On the back she wrote: ‘Caught red-handed! (Baby’s name) decides she’s a big girl now and doesn’t need tube feeding anymore! X’
The next day the child, who made good progress and was prepared to go home, deteriorated and had to be transferred back to the intensive care unit.
“I screamed for them to open the incubator to put an oxygen mask on her,” the mother said. ‘She had to undergo a lumbar puncture and was then placed back in intensive care. No infection was found.’
Cheshire Police have confirmed they are reviewing the care of 4,000 children – every baby admitted to the ward and that of Liverpool Women’s Hospital, where Letby interned, during the footprint of her career, which began in September 2012
Lucy Letby is arrested at her home here in June 2018
Letby injected children with air, gave them too much milk and abused them while working at the Countess of Chester Hospital (pictured)

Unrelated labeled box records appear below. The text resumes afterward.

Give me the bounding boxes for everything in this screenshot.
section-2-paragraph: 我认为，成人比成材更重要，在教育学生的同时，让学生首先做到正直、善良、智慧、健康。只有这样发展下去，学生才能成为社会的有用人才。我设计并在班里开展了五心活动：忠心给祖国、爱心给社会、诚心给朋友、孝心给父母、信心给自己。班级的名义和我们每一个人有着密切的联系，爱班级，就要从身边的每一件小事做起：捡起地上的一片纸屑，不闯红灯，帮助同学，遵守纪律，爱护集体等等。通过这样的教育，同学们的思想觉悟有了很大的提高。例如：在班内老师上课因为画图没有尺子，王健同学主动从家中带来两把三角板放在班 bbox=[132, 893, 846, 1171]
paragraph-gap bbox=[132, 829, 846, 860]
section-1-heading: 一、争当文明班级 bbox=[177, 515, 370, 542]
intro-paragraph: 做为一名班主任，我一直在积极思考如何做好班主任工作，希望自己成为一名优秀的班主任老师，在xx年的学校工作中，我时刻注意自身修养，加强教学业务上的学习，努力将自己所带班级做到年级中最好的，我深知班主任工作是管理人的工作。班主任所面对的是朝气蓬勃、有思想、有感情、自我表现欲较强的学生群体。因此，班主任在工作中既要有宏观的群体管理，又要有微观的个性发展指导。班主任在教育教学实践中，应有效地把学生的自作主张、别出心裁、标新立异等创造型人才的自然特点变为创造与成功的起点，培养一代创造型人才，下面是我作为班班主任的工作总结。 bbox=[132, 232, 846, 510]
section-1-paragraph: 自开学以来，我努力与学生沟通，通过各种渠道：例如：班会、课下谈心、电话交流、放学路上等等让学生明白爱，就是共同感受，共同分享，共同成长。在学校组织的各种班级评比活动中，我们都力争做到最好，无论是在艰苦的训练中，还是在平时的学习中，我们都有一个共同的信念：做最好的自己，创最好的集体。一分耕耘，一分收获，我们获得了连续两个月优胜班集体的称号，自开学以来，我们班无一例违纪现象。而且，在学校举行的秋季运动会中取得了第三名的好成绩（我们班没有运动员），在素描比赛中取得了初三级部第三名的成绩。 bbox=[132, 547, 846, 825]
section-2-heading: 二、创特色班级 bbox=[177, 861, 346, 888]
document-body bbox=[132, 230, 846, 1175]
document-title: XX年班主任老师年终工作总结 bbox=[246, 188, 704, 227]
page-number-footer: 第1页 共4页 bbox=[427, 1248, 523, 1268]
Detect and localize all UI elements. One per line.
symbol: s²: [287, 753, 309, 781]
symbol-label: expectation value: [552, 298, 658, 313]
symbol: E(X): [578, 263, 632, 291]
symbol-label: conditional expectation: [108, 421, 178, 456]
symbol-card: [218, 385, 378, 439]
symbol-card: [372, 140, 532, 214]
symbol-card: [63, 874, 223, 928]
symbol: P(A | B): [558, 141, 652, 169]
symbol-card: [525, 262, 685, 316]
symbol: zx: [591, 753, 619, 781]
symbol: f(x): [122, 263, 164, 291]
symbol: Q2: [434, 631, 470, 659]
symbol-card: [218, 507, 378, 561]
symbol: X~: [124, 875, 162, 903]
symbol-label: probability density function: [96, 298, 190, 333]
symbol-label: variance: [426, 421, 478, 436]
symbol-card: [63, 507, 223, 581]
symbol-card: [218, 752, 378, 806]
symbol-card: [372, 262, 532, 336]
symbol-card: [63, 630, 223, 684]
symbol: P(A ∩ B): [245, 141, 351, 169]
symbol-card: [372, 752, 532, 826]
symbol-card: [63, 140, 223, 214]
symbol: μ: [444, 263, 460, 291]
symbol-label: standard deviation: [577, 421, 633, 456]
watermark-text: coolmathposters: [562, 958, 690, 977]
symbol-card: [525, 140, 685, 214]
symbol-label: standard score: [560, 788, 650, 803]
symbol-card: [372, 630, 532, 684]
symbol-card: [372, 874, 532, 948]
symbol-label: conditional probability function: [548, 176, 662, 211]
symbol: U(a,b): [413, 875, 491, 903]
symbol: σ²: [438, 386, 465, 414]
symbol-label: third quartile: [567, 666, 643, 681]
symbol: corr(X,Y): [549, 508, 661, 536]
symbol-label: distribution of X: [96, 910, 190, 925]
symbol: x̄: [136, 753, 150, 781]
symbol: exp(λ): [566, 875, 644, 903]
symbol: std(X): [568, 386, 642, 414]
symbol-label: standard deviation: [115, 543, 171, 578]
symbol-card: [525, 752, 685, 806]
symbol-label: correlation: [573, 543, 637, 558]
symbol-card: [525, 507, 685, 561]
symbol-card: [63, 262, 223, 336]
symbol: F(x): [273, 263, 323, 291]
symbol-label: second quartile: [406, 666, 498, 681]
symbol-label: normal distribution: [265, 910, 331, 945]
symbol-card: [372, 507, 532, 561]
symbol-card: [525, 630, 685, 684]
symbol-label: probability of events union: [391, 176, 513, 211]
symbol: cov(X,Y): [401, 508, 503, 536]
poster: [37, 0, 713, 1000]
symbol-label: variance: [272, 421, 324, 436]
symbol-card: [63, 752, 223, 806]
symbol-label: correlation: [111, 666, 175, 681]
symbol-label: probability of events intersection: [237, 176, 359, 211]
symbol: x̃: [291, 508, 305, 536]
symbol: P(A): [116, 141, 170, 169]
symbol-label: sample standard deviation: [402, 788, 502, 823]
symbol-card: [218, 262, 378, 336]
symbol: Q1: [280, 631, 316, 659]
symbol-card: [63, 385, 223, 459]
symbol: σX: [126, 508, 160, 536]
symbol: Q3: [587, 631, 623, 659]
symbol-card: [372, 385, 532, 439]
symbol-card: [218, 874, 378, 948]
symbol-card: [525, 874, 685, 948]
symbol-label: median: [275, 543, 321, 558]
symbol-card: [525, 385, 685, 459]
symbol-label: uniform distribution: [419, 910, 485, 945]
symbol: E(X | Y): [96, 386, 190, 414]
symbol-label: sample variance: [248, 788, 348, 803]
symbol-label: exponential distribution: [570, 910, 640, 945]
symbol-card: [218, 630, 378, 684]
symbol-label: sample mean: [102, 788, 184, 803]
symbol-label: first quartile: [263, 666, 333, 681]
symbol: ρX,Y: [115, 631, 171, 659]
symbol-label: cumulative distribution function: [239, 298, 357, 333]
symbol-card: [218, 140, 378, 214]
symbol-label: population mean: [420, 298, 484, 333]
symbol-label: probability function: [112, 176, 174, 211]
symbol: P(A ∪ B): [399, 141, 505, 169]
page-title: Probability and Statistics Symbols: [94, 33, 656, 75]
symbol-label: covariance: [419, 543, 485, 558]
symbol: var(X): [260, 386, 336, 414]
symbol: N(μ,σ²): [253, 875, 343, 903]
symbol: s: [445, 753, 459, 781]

The mother said her daughter had a brain scan shortly after birth, which showed no abnormalities. However, eight months later, in May 2015, she visited a consultant after realizing her daughter was struggling to sit up. An MRI scan confirmed she had brain damage with cerebral palsy.
“There’s never been an explanation for it,” she added. ‘She was always looked after by Lucy or the head nurse. You sit there all day looking at their incubator and don’t really question anything.
‘I sat down to chat with Lucy. She told me she was going to university and her parents were from Hertfordshire… it was all so normal.’
Shortly before Letby was arrested, the mother said she received a cryptic text message from another nurse at the hospital, who had also been caring for her daughter, saying she would see a familiar face in the papers and “not all believe what you say’. to belong’.
The nurse, who was reportedly close friends with Letby, also said that being arrested “is not the same as being charged.”
But the mother said she had since been unable to look at the Polaroid, which she had framed and put on display.
“When she was arrested, I immediately removed it and put it in a drawer, and I haven’t been able to put it away since,” she added.
She also said she burst into tears when Letby was found guilty.
“All the hairs on my arms were sticking up,” she added. ‘I just pulled out the photo and read the back of it, thinking, ‘That can’t actually be the case.’ Why would she take a picture of a child with a feeding tube sticking out of his nose? If that ever happened, the nurses wouldn’t pass it up; they would put it back right away. None of the other nurses left notes on the ward either. It’s horrible to look back at it now.’
Referring specifically to Letby’s “caught red-handed” comment, she added: “It’s shocking. It feels like a sick joke, which is why I can’t make it up and never will.”
Letby, from Hereford, has applied for permission to appeal her conviction.
A decision is expected on Monday on whether she will face a new trial on six charges of attempted murder on which the jury has not been able to reach a verdict.